Nessuna sorpresa. Il governo se lo aspettava, ma questo non rende la sberla meno dolorosa. Soprattutto perché a Palazzo Chigi e al Viminale sanno fin troppo bene di non disporre di strumenti per reagire. Non in tempi brevi, almeno. La sezione immigrazione del tribunale di Roma ha sospeso il provvedimento di convalida del trattenimento nel cpr di Gjader dei sette migranti trasferiti venerdì, rimettendo tutto nelle mani della Corte di giustizia europea. Ragion per cui il gruppetto di egiziani e bangladesi è tornato nella notte a Brindisi, in un centro di accoglienza. Per decorare con un po’ di fiele la torta al cianuro, i magistrati hanno sospeso anche l’efficacia delle sentenze che negavano l’asilo per una parte dei dodici extracomunitari rientrati dall’Albania ad ottobre. Insomma: il decreto legge varato dopo la prima bocciatura dei giudici romani non ha sortito gli effetti sperati dall’esecutivo. Per chiarire la decisione, la presidente della sezione, Luciana Sangiovanni, ne illustra i motivi in una nota: "I criteri per la designazione di uno Stato come Paese di origine sicuro sono stabiliti dal diritto dell’Unione europea. Pertanto, ferme le prerogative del legislatore nazionale, il giudice ha il dovere di verificare la corretta applicazione del diritto dell’Unione, che, notoriamente, prevale sulla legge nazionale ove con esso incompatibile". Peraltro, sottolinea, "non si esclude il rimpatrio in un paese escluso dall’elenco di quelli sicuri, se la domanda d’asilo è respinta".
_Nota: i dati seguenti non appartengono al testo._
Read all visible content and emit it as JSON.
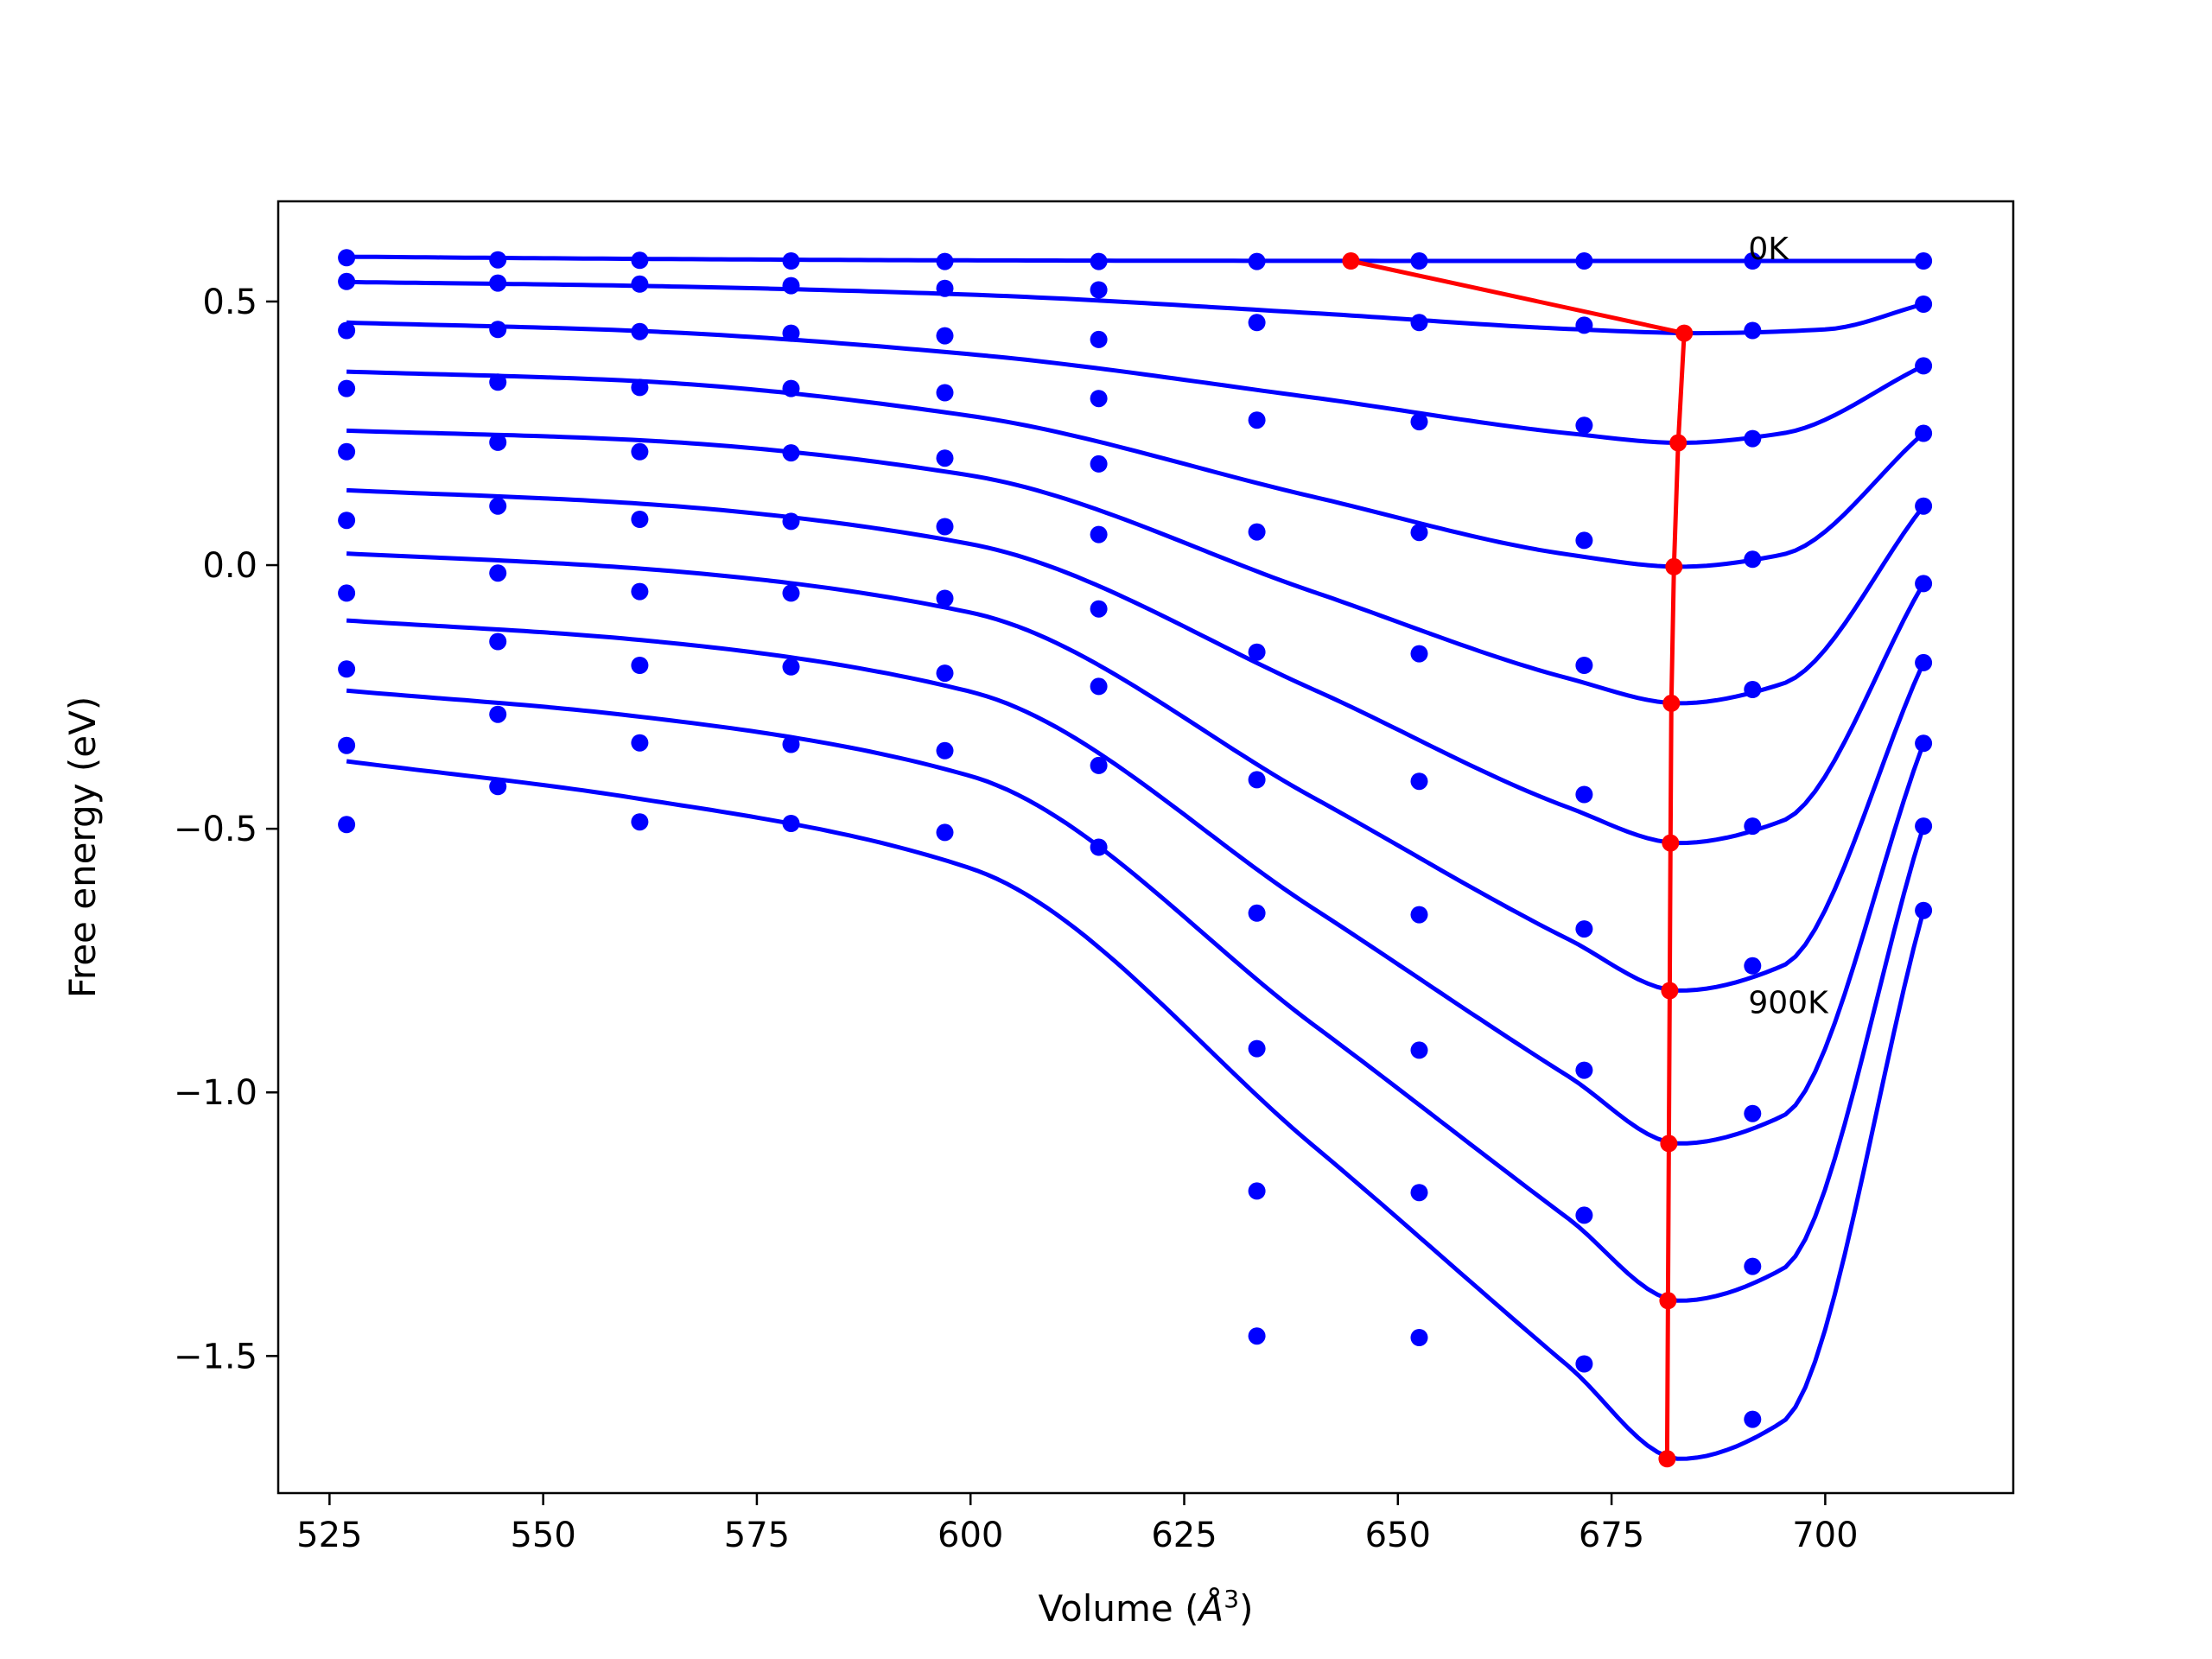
{
  "chart_data": {
    "type": "line",
    "title": "",
    "xlabel_prefix": "Volume (",
    "xlabel_unit_base": "Å",
    "xlabel_unit_exp": "3",
    "xlabel_suffix": ")",
    "ylabel": "Free energy (eV)",
    "xlim": [
      519,
      722
    ],
    "ylim": [
      -1.76,
      0.69
    ],
    "xticks": [
      525,
      550,
      575,
      600,
      625,
      650,
      675,
      700
    ],
    "xtick_labels": [
      "525",
      "550",
      "575",
      "600",
      "625",
      "650",
      "675",
      "700"
    ],
    "yticks": [
      -1.5,
      -1.0,
      -0.5,
      0.0,
      0.5
    ],
    "ytick_labels": [
      "−1.5",
      "−1.0",
      "−0.5",
      "0.0",
      "0.5"
    ],
    "grid": false,
    "colors": {
      "series": "#0000ff",
      "equilibrium": "#ff0000",
      "frame": "#000000"
    },
    "annotations": [
      {
        "text": "0K",
        "x": 691,
        "y": 0.6
      },
      {
        "text": "900K",
        "x": 691,
        "y": -0.83
      }
    ],
    "x": [
      527,
      544.7,
      561.3,
      579,
      597,
      615,
      633.5,
      652.5,
      671.8,
      691.5,
      711.5
    ],
    "series": [
      {
        "values": [
          0.583,
          0.579,
          0.578,
          0.577,
          0.576,
          0.576,
          0.576,
          0.577,
          0.577,
          0.577,
          0.577
        ],
        "curve": [
          [
            527,
            0.585
          ],
          [
            560,
            0.581
          ],
          [
            600,
            0.578
          ],
          [
            650,
            0.577
          ],
          [
            711.5,
            0.577
          ]
        ]
      },
      {
        "values": [
          0.538,
          0.535,
          0.533,
          0.53,
          0.525,
          0.522,
          0.46,
          0.46,
          0.455,
          0.445,
          0.495
        ],
        "curve": [
          [
            527,
            0.537
          ],
          [
            560,
            0.53
          ],
          [
            600,
            0.513
          ],
          [
            640,
            0.478
          ],
          [
            670,
            0.448
          ],
          [
            685,
            0.44
          ],
          [
            700,
            0.447
          ],
          [
            711.5,
            0.495
          ]
        ]
      },
      {
        "values": [
          0.445,
          0.447,
          0.443,
          0.44,
          0.435,
          0.428,
          0.275,
          0.272,
          0.265,
          0.24,
          0.378
        ],
        "curve": [
          [
            527,
            0.46
          ],
          [
            560,
            0.445
          ],
          [
            600,
            0.4
          ],
          [
            640,
            0.318
          ],
          [
            670,
            0.25
          ],
          [
            683,
            0.232
          ],
          [
            695,
            0.25
          ],
          [
            711.5,
            0.378
          ]
        ]
      },
      {
        "values": [
          0.335,
          0.347,
          0.337,
          0.335,
          0.327,
          0.316,
          0.063,
          0.062,
          0.047,
          0.011,
          0.25
        ],
        "curve": [
          [
            527,
            0.367
          ],
          [
            560,
            0.35
          ],
          [
            600,
            0.283
          ],
          [
            640,
            0.13
          ],
          [
            670,
            0.02
          ],
          [
            683,
            -0.003
          ],
          [
            695,
            0.02
          ],
          [
            711.5,
            0.25
          ]
        ]
      },
      {
        "values": [
          0.215,
          0.233,
          0.215,
          0.213,
          0.203,
          0.192,
          -0.165,
          -0.168,
          -0.19,
          -0.236,
          0.112
        ],
        "curve": [
          [
            527,
            0.255
          ],
          [
            560,
            0.238
          ],
          [
            600,
            0.17
          ],
          [
            640,
            -0.05
          ],
          [
            670,
            -0.215
          ],
          [
            683,
            -0.262
          ],
          [
            695,
            -0.225
          ],
          [
            711.5,
            0.112
          ]
        ]
      },
      {
        "values": [
          0.085,
          0.112,
          0.087,
          0.083,
          0.073,
          0.058,
          -0.407,
          -0.41,
          -0.435,
          -0.495,
          -0.035
        ],
        "curve": [
          [
            527,
            0.142
          ],
          [
            560,
            0.118
          ],
          [
            600,
            0.04
          ],
          [
            640,
            -0.235
          ],
          [
            670,
            -0.46
          ],
          [
            683,
            -0.527
          ],
          [
            695,
            -0.485
          ],
          [
            711.5,
            -0.035
          ]
        ]
      },
      {
        "values": [
          -0.053,
          -0.015,
          -0.05,
          -0.053,
          -0.063,
          -0.083,
          -0.66,
          -0.663,
          -0.69,
          -0.76,
          -0.185
        ],
        "curve": [
          [
            527,
            0.022
          ],
          [
            560,
            -0.005
          ],
          [
            600,
            -0.09
          ],
          [
            640,
            -0.44
          ],
          [
            670,
            -0.71
          ],
          [
            683,
            -0.807
          ],
          [
            695,
            -0.76
          ],
          [
            711.5,
            -0.185
          ]
        ]
      },
      {
        "values": [
          -0.197,
          -0.145,
          -0.19,
          -0.193,
          -0.205,
          -0.23,
          -0.917,
          -0.92,
          -0.958,
          -1.04,
          -0.338
        ],
        "curve": [
          [
            527,
            -0.105
          ],
          [
            560,
            -0.14
          ],
          [
            600,
            -0.24
          ],
          [
            640,
            -0.65
          ],
          [
            670,
            -0.97
          ],
          [
            683,
            -1.097
          ],
          [
            695,
            -1.045
          ],
          [
            711.5,
            -0.338
          ]
        ]
      },
      {
        "values": [
          -0.342,
          -0.283,
          -0.337,
          -0.34,
          -0.352,
          -0.38,
          -1.187,
          -1.19,
          -1.233,
          -1.33,
          -0.495
        ],
        "curve": [
          [
            527,
            -0.238
          ],
          [
            560,
            -0.285
          ],
          [
            600,
            -0.4
          ],
          [
            640,
            -0.87
          ],
          [
            670,
            -1.24
          ],
          [
            683,
            -1.395
          ],
          [
            695,
            -1.335
          ],
          [
            711.5,
            -0.495
          ]
        ]
      },
      {
        "values": [
          -0.492,
          -0.42,
          -0.487,
          -0.49,
          -0.507,
          -0.535,
          -1.462,
          -1.465,
          -1.515,
          -1.62,
          -0.655
        ],
        "curve": [
          [
            527,
            -0.372
          ],
          [
            560,
            -0.44
          ],
          [
            600,
            -0.575
          ],
          [
            640,
            -1.1
          ],
          [
            670,
            -1.52
          ],
          [
            683,
            -1.695
          ],
          [
            695,
            -1.625
          ],
          [
            711.5,
            -0.655
          ]
        ]
      }
    ],
    "equilibrium": {
      "x": [
        644.5,
        683.5,
        682.8,
        682.3,
        682.0,
        681.9,
        681.8,
        681.7,
        681.6,
        681.5
      ],
      "y": [
        0.577,
        0.44,
        0.232,
        -0.003,
        -0.262,
        -0.527,
        -0.807,
        -1.097,
        -1.395,
        -1.695
      ]
    }
  }
}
Di qui il rinvio alla corte lussemburghese cui le toghe pongono quattro quesiti: si può con legge stabilire se uno Stato è sicuro ai fini della procedura accelerata? Si possono non rendere pubblici i documenti su cui si basa la classificazione? Il giudice può prendere come riferimento per la decisione fonti diverse da quelle utilizzate dallo Stato? Può un paese definirsi sicuro se non lo è per determinate categorie? In questo quadro il governo può fare ben poco: giusto annunciare che il Viminale si costituirà davanti alla Corte Ue, presentando le proprie ragioni.
Ma non è cosa di domani: la decisione è attesa per luglio 2025. Poi c’è la lista dei paesi sicuri del nuovo patto asilo-immigrazione. La pressione italiana perchè l’Europa anticipi i tempi rispetto alla data prevista del giugno 2026 è forte e non è detto che non raggiunga qualche risultato. Ma prima dell’estate non arriverà. Dunque il tormentone è destinato a proseguire senza variazioni perché il governo non vuole rinunciare a inviare nell’oramai inutile resort albanese gruppi di migranti per doverli poi riportarli in Italia a strettissimo giro.
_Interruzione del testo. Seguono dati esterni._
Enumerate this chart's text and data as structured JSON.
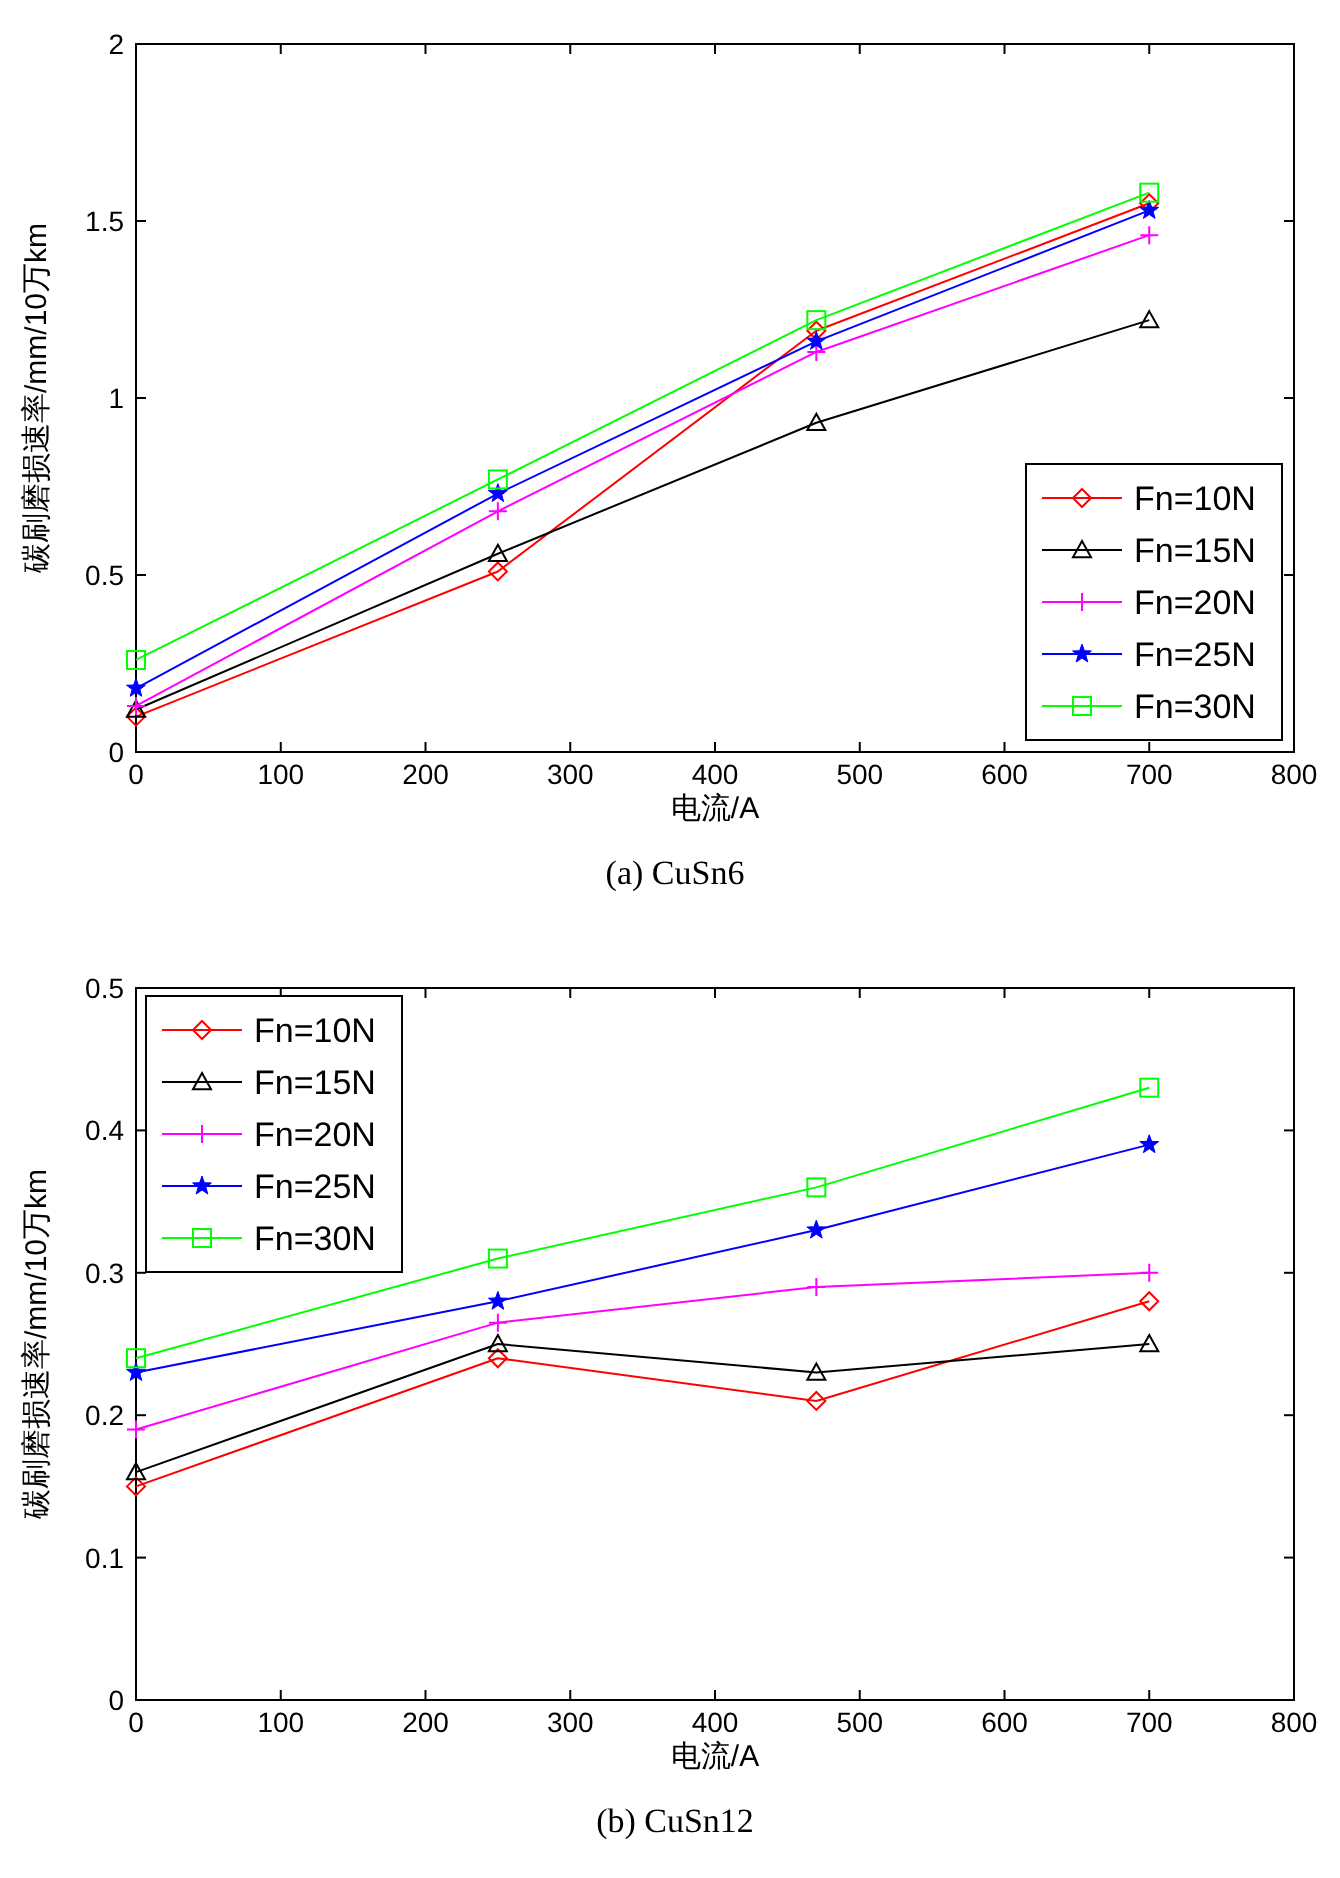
{
  "chart_data": [
    {
      "type": "line",
      "title": "(a) CuSn6",
      "xlabel": "电流/A",
      "ylabel": "碳刷磨损速率/mm/10万km",
      "x": [
        0,
        250,
        470,
        700
      ],
      "xlim": [
        0,
        800
      ],
      "xticks": [
        0,
        100,
        200,
        300,
        400,
        500,
        600,
        700,
        800
      ],
      "ylim": [
        0,
        2
      ],
      "yticks": [
        0,
        0.5,
        1,
        1.5,
        2
      ],
      "grid": false,
      "legend": "bottom right",
      "series": [
        {
          "name": "Fn=10N",
          "color": "#ff0000",
          "marker": "diamond",
          "values": [
            0.1,
            0.51,
            1.19,
            1.55
          ]
        },
        {
          "name": "Fn=15N",
          "color": "#000000",
          "marker": "triangle",
          "values": [
            0.12,
            0.56,
            0.93,
            1.22
          ]
        },
        {
          "name": "Fn=20N",
          "color": "#ff00ff",
          "marker": "cross",
          "values": [
            0.13,
            0.68,
            1.13,
            1.46
          ]
        },
        {
          "name": "Fn=25N",
          "color": "#0000ff",
          "marker": "star",
          "values": [
            0.18,
            0.73,
            1.16,
            1.53
          ]
        },
        {
          "name": "Fn=30N",
          "color": "#00ff00",
          "marker": "square",
          "values": [
            0.26,
            0.77,
            1.22,
            1.58
          ]
        }
      ]
    },
    {
      "type": "line",
      "title": "(b) CuSn12",
      "xlabel": "电流/A",
      "ylabel": "碳刷磨损速率/mm/10万km",
      "x": [
        0,
        250,
        470,
        700
      ],
      "xlim": [
        0,
        800
      ],
      "xticks": [
        0,
        100,
        200,
        300,
        400,
        500,
        600,
        700,
        800
      ],
      "ylim": [
        0,
        0.5
      ],
      "yticks": [
        0,
        0.1,
        0.2,
        0.3,
        0.4,
        0.5
      ],
      "grid": false,
      "legend": "top left",
      "series": [
        {
          "name": "Fn=10N",
          "color": "#ff0000",
          "marker": "diamond",
          "values": [
            0.15,
            0.24,
            0.21,
            0.28
          ]
        },
        {
          "name": "Fn=15N",
          "color": "#000000",
          "marker": "triangle",
          "values": [
            0.16,
            0.25,
            0.23,
            0.25
          ]
        },
        {
          "name": "Fn=20N",
          "color": "#ff00ff",
          "marker": "cross",
          "values": [
            0.19,
            0.265,
            0.29,
            0.3
          ]
        },
        {
          "name": "Fn=25N",
          "color": "#0000ff",
          "marker": "star",
          "values": [
            0.23,
            0.28,
            0.33,
            0.39
          ]
        },
        {
          "name": "Fn=30N",
          "color": "#00ff00",
          "marker": "square",
          "values": [
            0.24,
            0.31,
            0.36,
            0.43
          ]
        }
      ]
    }
  ]
}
Ci guadagna solo la polemica politica, in attesa del nuovo round il quattro dicembre, quando la Cassazione dovrà pronunciarsi in merito alla possibilità dei giudici di poter ignorare la lista dei paesi sicuri stilata dal governo. Matteo Salvini attacca: "È un’altra sentenza politica contro gli italiani e la loro sicurezza. Nessuno mi toglie l’idea che quelle sentenze servano alle cooperative rosse per fare soldi sulla pelle di questa gente". Ribatte l’Associazione nazionale dei magistrati che la nuova norma è "incompatibile con il diritto della Ue" e nel dubbio è "doveroso sollevare un rinvio pregiudiziale". Non la pensa così Antonio Tajani: "Ci sono alcuni magistrati che stanno cercando di imporre la loro linea al Governo". Fa muro l’opposizione: "Il governo ammetta il fallimento del protocollo con l’Albania, spot elettorale che è costato 800milioni", riassume gli umori Alessandro Alfieri (PD). Incalza M5s con Ettore Licheri: "La destra cerca lo scontro con la magistratura per nascondere il flop".
Vero è che ovunque il tema dell’immigrazione è quello che più gonfia le vele alla destra, ma non quando rischia di apparire impotente come in questo caso. Ragion per cui Giorgia Meloni, che del protocollo con l’Albania è madrina, ha scelto, almeno per ora, di tenere un profilo basso. Ma a riassumere irritazione e imbarazzo ci pensano i fedelissimi di FdI: "Non sarà un pezzo di magistratura militante a decidere le politiche migratorie", dice il sottosegretario alla giustizia, Andrea Delmastro.